May 28, 1944. 20-year-old Sonya Butt parachutes into occupied France.

“I began my mission in wartime France as a British secret agent. My job was to recruit, arm and train a secret French force to carry out sabotage and harassment,” she recounted after the war.

Sonya, under the identity of a French citizen, landed that night in a field 40 miles from Le Mans, where Rommel’s army was concentrated in preparation for a coming invasion by the Allies. She was met by a group of elderly Frenchmen. “We old ones meet and guide those who come in planes. The younger men are needed for more serious work,” they explained.

After walking along rural roads for nearly 30 hours, in unbearable heat, they arrived at a chateau near Le Mans. During the day, the streets of the town swarmed with German soldiers, but Sonya pretended to be shopping as she contacted potential recruits for her secret army. By night, after curfew, Sonya frequented the black-market cafes and bistros patronized almost entirely by Rommel’s officers and collaborators. Gaining their acceptance, she gathered intelligence to pass along to London. One German colonel took a particular liking to Sonya. He frequently sat at her table and they shared drinks.

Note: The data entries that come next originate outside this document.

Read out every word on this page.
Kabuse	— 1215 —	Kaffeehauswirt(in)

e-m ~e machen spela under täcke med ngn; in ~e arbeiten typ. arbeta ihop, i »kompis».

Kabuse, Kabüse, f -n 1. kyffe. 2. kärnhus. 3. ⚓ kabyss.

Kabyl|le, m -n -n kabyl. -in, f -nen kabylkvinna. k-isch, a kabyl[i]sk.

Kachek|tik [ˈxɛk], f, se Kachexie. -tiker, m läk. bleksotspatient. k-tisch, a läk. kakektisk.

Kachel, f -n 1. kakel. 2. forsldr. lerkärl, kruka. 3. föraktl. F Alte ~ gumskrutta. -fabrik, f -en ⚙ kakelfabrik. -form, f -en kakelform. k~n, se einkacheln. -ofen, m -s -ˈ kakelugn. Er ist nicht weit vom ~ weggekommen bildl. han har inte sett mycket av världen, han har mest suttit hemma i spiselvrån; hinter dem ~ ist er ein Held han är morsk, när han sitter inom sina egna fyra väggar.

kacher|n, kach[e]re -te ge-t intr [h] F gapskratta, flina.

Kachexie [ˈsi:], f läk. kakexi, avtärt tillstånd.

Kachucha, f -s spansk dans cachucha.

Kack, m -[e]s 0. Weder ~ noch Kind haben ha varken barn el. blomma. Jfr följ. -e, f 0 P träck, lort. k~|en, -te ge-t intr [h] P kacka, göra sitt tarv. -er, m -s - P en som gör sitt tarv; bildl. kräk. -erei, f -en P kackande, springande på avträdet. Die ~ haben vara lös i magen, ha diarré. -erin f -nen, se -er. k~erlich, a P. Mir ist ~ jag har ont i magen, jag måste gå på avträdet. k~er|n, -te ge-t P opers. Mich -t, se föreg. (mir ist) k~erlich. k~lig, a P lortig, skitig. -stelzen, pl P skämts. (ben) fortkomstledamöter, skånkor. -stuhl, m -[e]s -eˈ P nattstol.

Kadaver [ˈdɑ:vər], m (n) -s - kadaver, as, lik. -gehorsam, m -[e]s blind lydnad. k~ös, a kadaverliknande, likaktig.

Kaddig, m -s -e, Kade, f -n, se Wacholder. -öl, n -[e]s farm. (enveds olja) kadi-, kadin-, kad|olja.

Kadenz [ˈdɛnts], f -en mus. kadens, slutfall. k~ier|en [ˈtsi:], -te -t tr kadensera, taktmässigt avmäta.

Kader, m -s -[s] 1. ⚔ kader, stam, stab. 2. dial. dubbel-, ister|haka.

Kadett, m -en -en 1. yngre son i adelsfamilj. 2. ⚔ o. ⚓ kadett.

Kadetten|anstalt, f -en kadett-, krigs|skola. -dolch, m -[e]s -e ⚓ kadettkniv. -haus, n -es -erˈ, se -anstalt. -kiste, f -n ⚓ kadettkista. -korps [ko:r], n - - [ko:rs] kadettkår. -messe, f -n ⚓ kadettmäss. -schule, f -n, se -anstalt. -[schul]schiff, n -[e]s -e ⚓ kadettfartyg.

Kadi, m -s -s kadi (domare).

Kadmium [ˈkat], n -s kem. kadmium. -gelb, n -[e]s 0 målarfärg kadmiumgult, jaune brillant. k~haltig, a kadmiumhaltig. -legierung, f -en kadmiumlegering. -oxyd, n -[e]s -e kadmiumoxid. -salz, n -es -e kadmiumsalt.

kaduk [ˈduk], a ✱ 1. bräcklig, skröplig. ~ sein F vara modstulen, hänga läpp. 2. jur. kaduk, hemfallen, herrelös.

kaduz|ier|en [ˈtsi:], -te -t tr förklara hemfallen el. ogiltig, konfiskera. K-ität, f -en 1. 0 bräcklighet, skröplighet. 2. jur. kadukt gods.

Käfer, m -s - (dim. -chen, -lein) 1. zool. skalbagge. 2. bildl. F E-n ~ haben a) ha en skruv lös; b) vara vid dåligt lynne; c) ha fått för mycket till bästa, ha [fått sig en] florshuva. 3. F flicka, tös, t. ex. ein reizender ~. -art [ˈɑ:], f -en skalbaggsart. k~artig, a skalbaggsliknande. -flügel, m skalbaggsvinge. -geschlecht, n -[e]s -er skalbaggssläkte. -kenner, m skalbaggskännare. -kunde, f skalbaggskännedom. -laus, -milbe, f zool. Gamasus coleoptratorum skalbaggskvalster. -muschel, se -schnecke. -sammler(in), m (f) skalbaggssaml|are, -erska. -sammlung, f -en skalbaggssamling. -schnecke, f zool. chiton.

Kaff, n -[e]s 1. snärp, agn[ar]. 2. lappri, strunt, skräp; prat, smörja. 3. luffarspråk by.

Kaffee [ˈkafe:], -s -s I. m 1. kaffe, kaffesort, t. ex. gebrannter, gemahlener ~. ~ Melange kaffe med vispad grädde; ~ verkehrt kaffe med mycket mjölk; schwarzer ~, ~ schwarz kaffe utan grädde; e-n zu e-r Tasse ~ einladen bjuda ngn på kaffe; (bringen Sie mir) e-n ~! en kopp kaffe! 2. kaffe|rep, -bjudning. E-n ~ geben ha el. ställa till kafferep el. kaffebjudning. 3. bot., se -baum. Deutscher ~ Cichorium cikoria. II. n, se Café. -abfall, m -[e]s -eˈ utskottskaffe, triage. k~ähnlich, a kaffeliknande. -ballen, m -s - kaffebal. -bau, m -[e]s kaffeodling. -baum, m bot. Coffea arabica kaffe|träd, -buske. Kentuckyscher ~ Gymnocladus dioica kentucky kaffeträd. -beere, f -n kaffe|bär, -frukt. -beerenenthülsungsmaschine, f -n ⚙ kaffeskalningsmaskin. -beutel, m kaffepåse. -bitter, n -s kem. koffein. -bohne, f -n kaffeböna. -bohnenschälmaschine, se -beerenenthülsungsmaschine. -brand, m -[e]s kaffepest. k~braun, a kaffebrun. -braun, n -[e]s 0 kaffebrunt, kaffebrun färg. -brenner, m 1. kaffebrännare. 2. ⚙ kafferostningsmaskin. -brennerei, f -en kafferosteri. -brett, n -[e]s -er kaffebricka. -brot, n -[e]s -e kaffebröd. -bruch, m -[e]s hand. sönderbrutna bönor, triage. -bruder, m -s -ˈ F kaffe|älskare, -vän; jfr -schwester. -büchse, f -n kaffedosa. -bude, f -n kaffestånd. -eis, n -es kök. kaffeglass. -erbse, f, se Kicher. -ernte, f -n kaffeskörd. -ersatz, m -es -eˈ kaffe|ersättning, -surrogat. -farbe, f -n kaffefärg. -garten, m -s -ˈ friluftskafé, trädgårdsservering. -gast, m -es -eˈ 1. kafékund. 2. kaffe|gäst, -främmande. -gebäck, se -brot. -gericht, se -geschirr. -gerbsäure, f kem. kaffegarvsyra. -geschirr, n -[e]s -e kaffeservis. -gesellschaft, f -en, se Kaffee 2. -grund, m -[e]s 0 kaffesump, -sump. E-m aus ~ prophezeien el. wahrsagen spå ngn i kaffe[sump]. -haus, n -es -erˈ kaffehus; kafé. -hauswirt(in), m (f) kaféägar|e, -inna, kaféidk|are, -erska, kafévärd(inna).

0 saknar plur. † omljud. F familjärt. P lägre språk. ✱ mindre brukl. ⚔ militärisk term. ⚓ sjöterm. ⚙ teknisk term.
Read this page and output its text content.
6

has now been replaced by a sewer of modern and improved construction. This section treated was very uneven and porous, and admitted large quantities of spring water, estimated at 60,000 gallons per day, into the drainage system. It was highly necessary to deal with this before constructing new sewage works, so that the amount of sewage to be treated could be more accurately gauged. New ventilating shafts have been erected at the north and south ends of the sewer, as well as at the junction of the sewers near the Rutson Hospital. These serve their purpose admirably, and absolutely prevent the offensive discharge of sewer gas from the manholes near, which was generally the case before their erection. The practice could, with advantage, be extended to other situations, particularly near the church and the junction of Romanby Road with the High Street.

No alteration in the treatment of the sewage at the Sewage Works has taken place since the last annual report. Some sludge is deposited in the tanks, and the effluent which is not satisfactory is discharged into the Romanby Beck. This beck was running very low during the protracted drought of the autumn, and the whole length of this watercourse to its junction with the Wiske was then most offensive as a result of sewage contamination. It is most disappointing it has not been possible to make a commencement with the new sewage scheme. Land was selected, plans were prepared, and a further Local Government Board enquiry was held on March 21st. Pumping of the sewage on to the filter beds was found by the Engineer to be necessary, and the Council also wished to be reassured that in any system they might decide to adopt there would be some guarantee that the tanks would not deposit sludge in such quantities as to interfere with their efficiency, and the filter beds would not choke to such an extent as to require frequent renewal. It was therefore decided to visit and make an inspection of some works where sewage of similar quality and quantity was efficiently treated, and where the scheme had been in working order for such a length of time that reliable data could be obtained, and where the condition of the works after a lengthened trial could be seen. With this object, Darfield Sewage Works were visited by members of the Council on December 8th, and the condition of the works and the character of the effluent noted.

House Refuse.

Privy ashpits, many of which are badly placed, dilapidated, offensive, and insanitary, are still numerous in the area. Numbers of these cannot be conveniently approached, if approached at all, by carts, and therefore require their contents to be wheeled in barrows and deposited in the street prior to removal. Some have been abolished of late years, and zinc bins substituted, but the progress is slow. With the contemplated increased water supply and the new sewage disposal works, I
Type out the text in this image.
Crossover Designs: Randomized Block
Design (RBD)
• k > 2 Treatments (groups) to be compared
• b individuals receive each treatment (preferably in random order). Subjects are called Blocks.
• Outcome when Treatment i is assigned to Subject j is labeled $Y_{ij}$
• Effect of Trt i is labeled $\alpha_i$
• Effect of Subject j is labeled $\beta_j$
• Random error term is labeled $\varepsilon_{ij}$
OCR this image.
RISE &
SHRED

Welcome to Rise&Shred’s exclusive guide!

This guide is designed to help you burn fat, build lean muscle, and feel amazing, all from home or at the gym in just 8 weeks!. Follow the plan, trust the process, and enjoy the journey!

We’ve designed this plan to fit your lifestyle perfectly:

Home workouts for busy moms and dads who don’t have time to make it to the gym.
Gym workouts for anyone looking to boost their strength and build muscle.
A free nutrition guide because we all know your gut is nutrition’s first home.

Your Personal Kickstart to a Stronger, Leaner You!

Sonya was nearly discovered one evening when the colonel sat next to her and her purse fell from the chair to the floor with a loud thump. It was obvious that she had something heavy in the purse, most likely a gun. The colonel fixed his gaze on Sonya.

As casually as possible, Sonya reached into her purse and extracted a  forged permit to carry a gun that was signed by Gestapo headquarters. The colonel concluded that Sonya was a Gestapo spy, which explained the reason for her frequenting the black market cafes.

Sonya eventually gathered a force of nearly 500 Frenchmen who were eager to help. The Allies dropped arms and ammunition by parachute, which Sonya and her men hid, then on market days, loaded onto carts and beneath the turnips and hay smuggled into town. Then, they commenced to wreaking havoc on Rommel’s army.

They cut communication lines, blew up fuel tanks, put emery powder in diesel electric generator tanks, and ambushed convoys. Then, on the night of June 5th, Sonya received a message from London. She was to blow up the turntables in the Le Mans railway yards, cut every telephone wire leading out of the city, and blow up all possible road and rail bridges. The Germans launched an all-out effort to find them, and succeeded.

The Abwehr raided a secure compound and killed or captured all but 80 of Sonya’s men, including the radio operator. There would be no more arms and ammunition drops. Sonya and the remaining men would be identified, so they could no longer be seen in town. They decided on one last, daring operation—the blowing up of a munitions train bringing guns and ammunition to Rommel.

They would disable the engine and capture as much materiel as possible to rearm themselves.

Their plan succeeded. Well-placed charges blew the engine from its tracks and it toppled over in a cloud of steam. Guards leapt from the overturned rail cars and began firing wildly into the night. Sonya and her men eliminated all of them, then unloaded the weapons they would use in running battles with the Wehrmacht. Then, they blew up what was left of the train. “We were still in sight of the train when the first charge went off with a force that nearly lifted us off our feet. When we were miles away, we could still hear muffled explosions as the train methodically blew itself to pieces,” she recalled.

Over the following days they continued their reign of terror, until they learned that the Americans were on the way. They were instructed to target airports, and kept the Luftwaffe pinned down until General Patton’s forces had the airfield surrounded.

With the area now under Allied control, Sonya was assigned to interrogate German prisoners. She was given one particularly stubborn prisoner to break down. It turned out to be the German colonel.